Of course, we have a lot of that same terrible stuff now. But I still feel lucky to have been born in modern times. Of course, when you think about it. No matter when I was born, it would have been modern times.

Re: Harakiri (1962)

Posted: Mon Oct 15, 2012 6:55 am
by Zettaijin
Japan isn't all that big and giving sufficient land to every "deserving" warrior lead to some issues at some point as land simply started to run out. Don't forget that those very same samurai would end up having kids and these kids would inherit land which would be split among the siblings.

Same thing happened in Europe.

Long before that, when the warrior class first became the ruling class by gradually overthrowing the established nobility in the Kamakura era, things became even more grim for peasants who were brutalized even more severely by the hardened men.

These fellows had been slaughtering the northern Ainu for some time (mostly a means to keep them occupied and far from the "civilized" nobility) and had no shame in bullying already overworked and impoverished peasants for their food.

For all the romanticism we forget that samurai were eventually a brutal ruling class or servants of an equally brutal ruling class. Furthermore, they themselves were divided into well defined classes with some warriors being so lowly in stature as to receive a pittance for their services.

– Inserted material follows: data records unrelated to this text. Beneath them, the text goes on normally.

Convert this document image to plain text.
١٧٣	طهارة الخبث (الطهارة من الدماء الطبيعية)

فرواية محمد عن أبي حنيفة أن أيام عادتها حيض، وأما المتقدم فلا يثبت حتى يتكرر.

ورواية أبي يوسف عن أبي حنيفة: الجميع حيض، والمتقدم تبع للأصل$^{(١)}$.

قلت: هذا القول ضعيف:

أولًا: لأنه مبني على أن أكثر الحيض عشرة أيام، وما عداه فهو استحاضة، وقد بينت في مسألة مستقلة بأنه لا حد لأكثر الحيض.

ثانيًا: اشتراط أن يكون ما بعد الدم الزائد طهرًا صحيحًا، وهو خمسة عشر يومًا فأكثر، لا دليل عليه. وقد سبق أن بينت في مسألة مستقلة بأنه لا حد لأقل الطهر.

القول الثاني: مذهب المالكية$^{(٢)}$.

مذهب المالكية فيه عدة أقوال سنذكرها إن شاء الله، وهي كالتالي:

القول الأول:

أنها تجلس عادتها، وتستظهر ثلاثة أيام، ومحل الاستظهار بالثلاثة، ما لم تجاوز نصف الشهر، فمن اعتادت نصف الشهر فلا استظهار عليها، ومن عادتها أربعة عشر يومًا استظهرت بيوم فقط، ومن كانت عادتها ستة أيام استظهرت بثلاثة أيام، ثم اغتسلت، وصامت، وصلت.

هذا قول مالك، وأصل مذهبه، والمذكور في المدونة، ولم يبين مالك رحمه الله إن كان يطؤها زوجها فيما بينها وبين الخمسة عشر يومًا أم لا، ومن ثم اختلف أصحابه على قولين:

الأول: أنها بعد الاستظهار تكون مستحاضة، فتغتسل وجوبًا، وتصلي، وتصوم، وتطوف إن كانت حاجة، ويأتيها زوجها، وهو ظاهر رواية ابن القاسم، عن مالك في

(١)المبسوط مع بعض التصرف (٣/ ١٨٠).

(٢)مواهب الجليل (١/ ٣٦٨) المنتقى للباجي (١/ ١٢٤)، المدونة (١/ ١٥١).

Oh and as an aside, seppuku is the more familiar term in Japan with harakiri being more popular outside the islands. Same Chinese characters though (belly and cut).

Re: Harakiri (1962)

Posted: Mon Oct 15, 2012 6:58 am
by Zettaijin
I think the myth of the noble warrior is a very strong one. Japanese samurai, European knights, and even contemporary "noble soldiers" are a staple of every form of media.

Perhaps we secretly fear the treacherous, powerful man who would overtake us after realizing that it is he who holds the monopoly of physical violence over the territory.

Re: Harakiri (1962)

Posted: Mon Oct 15, 2012 8:55 pm
by Trike
There's a good angle to the noble warrior idea, as well. We have always sent men out to fight and kill. We like to view them as noble because of that sacrifice but also because it makes the battles we send them to fight seem more noble. It's easier to support the war effort if you do not understand the true nature of the battles.

Re: Harakiri (1962)

Posted: Tue Oct 16, 2012 9:33 am
by Zilfer
True, sounds like a self defense mechnisim so we don't go crazy.^

Keep telling yourself it's for a good cause, because otherwise you don't really have much to fight for. Good way to put it.